DistributedDataParallel, got more than one processes in one GPU

Si_laopi · August 28, 2020, 6:37am

I am trying to apply distributed training in my project, but got a strange problem. It seems all data were loaded to one gpu, please see the figure below.

By the way, I am using pytorch 1.5, Ubuntu 18.04.

mrshenli · August 28, 2020, 5:24pm

Looks like all processes create some states on cuda:5. It’s possible that some part of the code is using default device. One option is to use set_device to set the current device before creating any context/data on the device. Another option is to set CUDA_VISIBLE_DEVICES to make sure that each process can only see one device.
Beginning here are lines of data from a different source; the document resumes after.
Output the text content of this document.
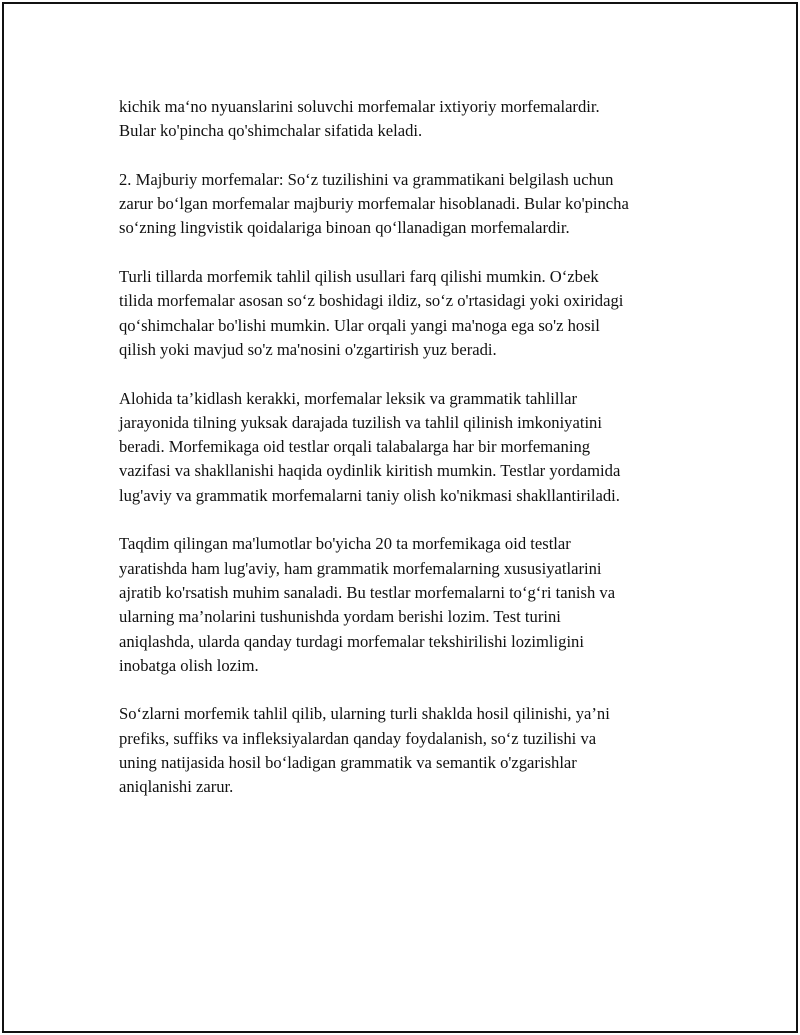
kichik maʻno nyuanslarini soluvchi morfemalar ixtiyoriy morfemalardir.
Bular ko'pincha qo'shimchalar sifatida keladi.

2. Majburiy morfemalar: Soʻz tuzilishini va grammatikani belgilash uchun
zarur boʻlgan morfemalar majburiy morfemalar hisoblanadi. Bular ko'pincha
soʻzning lingvistik qoidalariga binoan qoʻllanadigan morfemalardir.

Turli tillarda morfemik tahlil qilish usullari farq qilishi mumkin. Oʻzbek
tilida morfemalar asosan soʻz boshidagi ildiz, soʻz o'rtasidagi yoki oxiridagi
qoʻshimchalar bo'lishi mumkin. Ular orqali yangi ma'noga ega so'z hosil
qilish yoki mavjud so'z ma'nosini o'zgartirish yuz beradi.

Alohida ta’kidlash kerakki, morfemalar leksik va grammatik tahlillar
jarayonida tilning yuksak darajada tuzilish va tahlil qilinish imkoniyatini
beradi. Morfemikaga oid testlar orqali talabalarga har bir morfemaning
vazifasi va shakllanishi haqida oydinlik kiritish mumkin. Testlar yordamida
lug'aviy va grammatik morfemalarni taniy olish ko'nikmasi shakllantiriladi.

Taqdim qilingan ma'lumotlar bo'yicha 20 ta morfemikaga oid testlar
yaratishda ham lug'aviy, ham grammatik morfemalarning xususiyatlarini
ajratib ko'rsatish muhim sanaladi. Bu testlar morfemalarni toʻgʻri tanish va
ularning ma’nolarini tushunishda yordam berishi lozim. Test turini
aniqlashda, ularda qanday turdagi morfemalar tekshirilishi lozimligini
inobatga olish lozim.

Soʻzlarni morfemik tahlil qilib, ularning turli shaklda hosil qilinishi, ya’ni
prefiks, suffiks va infleksiyalardan qanday foydalanish, soʻz tuzilishi va
uning natijasida hosil boʻladigan grammatik va semantik o'zgarishlar
aniqlanishi zarur.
BTW, could you please add a “distributed” tag for distributed-training related questions? Developers working on the distributed package actively monitors that tag.

Si_laopi · August 31, 2020, 1:17am

I did set CUDA_VISIBLE_DEVICES in my project, and it seems doesn’t work. And I couldn’t find a way to add tags afterwards.

mrshenli · August 31, 2020, 1:53am

How did you set CUDA_VISIBLE_DEVICES? Did you set it in the very beginning of every spawned subprocess?

One way to verify is to add the following line right before where init_process_group is called in each subprocess.

print(os.environ['CUDA_VISIBLE_DEVICES'])

Si_laopi · August 31, 2020, 2:37am

Not the very beginning, but before mp.spawn was called. And I did what you say, the result is here (mp.spawn is called in launch.launch). I think the correct result should be one single number at each time, but how to fix it?

mrshenli · August 31, 2020, 2:00pm

Is the intention to let each process see 3 devices? If each process only works on one device, it’s better to let it see only one device, so that it won’t accidentally create states on other devices?

Si_laopi · September 1, 2020, 9:21am

My problem has been fixed. Thanks a lot!